Ele não é nenhum pokémon nem gremlin - mas tem um enorme poder de destruição. Stitch, o monstrinho deste novo desenho da Disney, não obedece a ninguém e nem quer ouvir falar de boas maneiras. Por essa rebeldia sem causa, ganhou a simpatia das platéias infanto-juvenis - e quem sabe outras - e por muito pouco não venceu a guerra da bilheteria de estréia nos EUA, quase empatando com a ficção científica Minority Report, de Steven Spielberg.
Os diretores e roteiristas - Chris Sanders e Dean DeBlois - são estreantes. Antes, só haviam participado da equipe criadora da história de outro desenho Disney, Mulan. Nem bem decolaram neste primeiro vôo solo, já estão na maior ascensão. Curiosamente, vencem num momento de domínio da animação computadorizada investindo mais no antigo e tradicional - ou seja, no desenho manual, que predomina nos cenários de fundo.

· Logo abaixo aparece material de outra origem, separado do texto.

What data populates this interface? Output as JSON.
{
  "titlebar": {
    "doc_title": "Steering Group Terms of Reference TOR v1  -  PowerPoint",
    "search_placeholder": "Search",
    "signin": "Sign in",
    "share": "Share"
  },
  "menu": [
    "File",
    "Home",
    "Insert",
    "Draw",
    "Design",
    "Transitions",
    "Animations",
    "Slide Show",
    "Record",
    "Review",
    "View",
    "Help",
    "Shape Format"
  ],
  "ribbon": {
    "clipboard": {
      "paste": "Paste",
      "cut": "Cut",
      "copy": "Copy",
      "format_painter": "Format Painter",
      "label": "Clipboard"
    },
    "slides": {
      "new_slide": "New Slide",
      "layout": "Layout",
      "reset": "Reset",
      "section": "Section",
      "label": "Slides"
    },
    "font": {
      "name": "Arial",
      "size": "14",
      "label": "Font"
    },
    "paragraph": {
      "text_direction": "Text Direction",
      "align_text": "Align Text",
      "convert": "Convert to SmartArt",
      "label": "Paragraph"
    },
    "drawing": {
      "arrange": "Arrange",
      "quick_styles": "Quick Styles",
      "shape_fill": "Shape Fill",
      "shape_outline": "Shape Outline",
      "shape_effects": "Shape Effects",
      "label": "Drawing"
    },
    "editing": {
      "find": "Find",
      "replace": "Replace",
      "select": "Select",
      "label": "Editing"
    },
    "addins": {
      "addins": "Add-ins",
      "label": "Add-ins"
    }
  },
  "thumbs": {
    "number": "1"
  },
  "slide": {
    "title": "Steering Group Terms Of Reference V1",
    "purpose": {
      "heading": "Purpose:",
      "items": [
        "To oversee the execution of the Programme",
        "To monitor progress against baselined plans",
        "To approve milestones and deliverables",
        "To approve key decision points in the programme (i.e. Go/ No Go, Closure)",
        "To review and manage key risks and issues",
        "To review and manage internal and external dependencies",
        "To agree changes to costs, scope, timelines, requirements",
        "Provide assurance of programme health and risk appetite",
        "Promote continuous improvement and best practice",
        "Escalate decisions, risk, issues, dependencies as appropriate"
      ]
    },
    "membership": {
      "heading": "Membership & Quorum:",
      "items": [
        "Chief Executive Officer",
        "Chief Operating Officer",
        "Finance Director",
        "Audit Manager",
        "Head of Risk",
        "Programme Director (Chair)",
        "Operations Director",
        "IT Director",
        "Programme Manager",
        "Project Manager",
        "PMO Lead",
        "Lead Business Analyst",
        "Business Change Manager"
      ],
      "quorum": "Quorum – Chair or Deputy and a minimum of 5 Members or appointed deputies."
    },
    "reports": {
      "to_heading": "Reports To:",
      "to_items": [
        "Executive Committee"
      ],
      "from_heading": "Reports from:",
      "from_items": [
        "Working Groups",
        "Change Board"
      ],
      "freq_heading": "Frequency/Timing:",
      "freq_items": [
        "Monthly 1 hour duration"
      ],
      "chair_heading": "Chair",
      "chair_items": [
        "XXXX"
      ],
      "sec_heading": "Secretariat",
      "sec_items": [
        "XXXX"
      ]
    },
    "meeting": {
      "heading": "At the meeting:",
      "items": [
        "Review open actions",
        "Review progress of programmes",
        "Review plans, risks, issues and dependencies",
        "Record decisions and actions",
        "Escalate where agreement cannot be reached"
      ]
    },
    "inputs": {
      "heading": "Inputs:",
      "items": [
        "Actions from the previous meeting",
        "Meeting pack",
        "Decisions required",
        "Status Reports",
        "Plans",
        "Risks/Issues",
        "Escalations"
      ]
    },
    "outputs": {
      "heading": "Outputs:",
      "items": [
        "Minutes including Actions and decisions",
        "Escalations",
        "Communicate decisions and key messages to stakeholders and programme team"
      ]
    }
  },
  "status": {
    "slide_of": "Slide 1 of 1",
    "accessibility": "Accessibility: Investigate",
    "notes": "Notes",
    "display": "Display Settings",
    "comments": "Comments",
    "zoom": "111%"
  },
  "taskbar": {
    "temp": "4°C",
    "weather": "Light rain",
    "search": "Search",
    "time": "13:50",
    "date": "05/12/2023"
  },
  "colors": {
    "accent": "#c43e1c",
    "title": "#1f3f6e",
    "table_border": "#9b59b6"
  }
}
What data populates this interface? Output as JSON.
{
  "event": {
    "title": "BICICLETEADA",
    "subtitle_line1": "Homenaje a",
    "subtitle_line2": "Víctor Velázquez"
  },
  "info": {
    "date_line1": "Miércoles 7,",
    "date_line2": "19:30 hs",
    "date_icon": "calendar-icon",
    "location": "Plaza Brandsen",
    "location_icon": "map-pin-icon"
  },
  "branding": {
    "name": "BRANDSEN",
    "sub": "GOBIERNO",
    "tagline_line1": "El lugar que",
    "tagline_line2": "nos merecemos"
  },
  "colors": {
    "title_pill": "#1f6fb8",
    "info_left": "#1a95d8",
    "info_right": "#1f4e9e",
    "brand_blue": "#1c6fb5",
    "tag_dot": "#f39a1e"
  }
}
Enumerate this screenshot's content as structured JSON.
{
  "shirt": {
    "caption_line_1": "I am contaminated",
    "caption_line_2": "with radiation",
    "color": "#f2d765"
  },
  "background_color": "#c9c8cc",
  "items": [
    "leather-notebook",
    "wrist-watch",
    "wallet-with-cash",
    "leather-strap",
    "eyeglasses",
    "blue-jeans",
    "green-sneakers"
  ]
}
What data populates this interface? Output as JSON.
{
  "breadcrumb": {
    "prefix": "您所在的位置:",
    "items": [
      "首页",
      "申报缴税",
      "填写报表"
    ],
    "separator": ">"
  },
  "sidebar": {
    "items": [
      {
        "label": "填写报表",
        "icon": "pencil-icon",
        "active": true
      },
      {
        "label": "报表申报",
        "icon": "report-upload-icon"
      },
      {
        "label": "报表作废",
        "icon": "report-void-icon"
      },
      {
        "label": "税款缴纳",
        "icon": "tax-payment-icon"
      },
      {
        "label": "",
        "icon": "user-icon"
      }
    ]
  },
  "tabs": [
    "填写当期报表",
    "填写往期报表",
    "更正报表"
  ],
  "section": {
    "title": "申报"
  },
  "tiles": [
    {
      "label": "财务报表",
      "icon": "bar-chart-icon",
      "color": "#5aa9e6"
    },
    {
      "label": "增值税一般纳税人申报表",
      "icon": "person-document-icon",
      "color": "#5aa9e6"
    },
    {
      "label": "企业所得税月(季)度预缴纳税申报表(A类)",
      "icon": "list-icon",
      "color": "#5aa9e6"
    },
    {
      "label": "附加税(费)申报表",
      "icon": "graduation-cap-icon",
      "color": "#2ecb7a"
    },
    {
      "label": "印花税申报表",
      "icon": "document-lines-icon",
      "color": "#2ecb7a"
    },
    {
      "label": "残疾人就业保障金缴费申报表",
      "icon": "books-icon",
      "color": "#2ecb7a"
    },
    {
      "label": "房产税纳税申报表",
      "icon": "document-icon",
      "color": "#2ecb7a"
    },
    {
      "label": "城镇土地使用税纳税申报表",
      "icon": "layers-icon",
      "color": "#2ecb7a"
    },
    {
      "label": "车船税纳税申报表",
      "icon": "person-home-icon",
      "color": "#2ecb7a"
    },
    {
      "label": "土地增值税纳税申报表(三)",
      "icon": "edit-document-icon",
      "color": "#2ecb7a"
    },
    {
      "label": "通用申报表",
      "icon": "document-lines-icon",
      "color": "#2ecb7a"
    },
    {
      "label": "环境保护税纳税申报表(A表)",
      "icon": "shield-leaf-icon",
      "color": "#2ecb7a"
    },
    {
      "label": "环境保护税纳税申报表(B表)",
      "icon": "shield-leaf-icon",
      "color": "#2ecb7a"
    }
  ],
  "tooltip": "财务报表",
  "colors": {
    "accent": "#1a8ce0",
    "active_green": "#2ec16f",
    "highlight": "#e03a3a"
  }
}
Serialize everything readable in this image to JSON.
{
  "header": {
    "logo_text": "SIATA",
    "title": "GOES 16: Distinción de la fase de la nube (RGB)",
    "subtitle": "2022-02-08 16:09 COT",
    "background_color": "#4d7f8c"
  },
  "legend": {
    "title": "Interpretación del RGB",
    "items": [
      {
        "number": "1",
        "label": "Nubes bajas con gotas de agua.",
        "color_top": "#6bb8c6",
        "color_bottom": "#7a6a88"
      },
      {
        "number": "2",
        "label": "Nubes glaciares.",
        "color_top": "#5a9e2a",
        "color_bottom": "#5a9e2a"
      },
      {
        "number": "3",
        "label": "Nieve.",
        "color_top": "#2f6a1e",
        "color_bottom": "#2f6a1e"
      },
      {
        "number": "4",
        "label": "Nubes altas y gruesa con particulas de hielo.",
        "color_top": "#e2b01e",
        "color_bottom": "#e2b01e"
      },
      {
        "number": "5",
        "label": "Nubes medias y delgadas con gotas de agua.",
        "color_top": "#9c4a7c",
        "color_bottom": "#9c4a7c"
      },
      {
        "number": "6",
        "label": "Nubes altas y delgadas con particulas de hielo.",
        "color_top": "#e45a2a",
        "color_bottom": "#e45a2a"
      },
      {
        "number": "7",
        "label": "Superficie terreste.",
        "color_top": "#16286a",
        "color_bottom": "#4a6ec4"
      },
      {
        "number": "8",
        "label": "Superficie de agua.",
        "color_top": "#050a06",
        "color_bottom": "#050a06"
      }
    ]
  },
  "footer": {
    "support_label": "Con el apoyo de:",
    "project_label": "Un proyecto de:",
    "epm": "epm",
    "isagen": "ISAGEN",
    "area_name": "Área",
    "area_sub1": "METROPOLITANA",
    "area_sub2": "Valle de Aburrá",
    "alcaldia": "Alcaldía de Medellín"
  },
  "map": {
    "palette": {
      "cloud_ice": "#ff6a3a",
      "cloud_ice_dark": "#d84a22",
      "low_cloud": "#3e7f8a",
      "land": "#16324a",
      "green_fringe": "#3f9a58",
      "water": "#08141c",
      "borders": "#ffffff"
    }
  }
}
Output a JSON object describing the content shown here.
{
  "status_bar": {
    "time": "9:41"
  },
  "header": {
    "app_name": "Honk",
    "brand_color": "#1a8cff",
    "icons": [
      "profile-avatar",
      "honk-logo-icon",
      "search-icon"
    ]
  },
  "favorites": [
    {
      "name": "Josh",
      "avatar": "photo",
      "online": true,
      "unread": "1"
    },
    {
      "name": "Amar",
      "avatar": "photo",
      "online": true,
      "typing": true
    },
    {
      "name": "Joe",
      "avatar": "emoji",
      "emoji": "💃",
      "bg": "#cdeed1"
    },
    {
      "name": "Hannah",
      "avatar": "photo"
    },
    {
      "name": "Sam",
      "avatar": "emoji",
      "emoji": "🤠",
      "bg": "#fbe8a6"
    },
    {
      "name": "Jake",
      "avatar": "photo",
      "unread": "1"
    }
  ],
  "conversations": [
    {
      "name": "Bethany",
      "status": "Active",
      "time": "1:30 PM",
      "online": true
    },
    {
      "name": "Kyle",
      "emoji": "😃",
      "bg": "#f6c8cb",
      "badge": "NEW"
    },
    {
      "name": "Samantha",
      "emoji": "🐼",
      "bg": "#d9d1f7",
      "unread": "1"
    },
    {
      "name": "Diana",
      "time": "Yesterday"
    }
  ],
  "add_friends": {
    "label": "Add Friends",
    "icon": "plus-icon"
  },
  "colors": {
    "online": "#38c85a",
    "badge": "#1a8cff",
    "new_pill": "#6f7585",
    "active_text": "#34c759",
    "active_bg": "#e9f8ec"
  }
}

Há outros toques nostálgicos na concepção do próprio Stitch, que lembra os monstrinhos japoneses como se fosse uma miniatura de Godzila, e também na definição de família ideal que existe no coração das irmãs Lilo e Nani: família é nunca abandonar. Essa idéia romântica, na verdade, luta para se estabelecer na vida das duas meninas, órfãs de pai e mãe, com a mais velha, Nani, driblando a luta por um emprego estável e um assistente social que a cada instante ameaça tirar-lhe a guarda de Lilo.
Esse problema de famílias pela metade, em todo caso, é muito moderno. É bom que o filme não se esgote todo nesse eixo dramático, abrindo muito espaço para as aventuras descabeladas de Stitch, monstrinho que foi resultado de uma experiência genética fracassada num planeta distante e foi esperto o bastante para fugir do cativeiro e vir parar no Havaí.
Neste paraíso ideal dos surfistas, Stitch torna-se o bichinho de estimação da pequena Lilo, garotinha de coração doce mas um tanto encrenqueira na escola. Melhor dupla não poderia haver, ainda mais embalada por um último toque saudosista, alguns velhos sucessos do rei do rock, Elvis Presley - de quem Stitch faz impagáveis imitações, na busca de um foco para a sua incontrolável energia.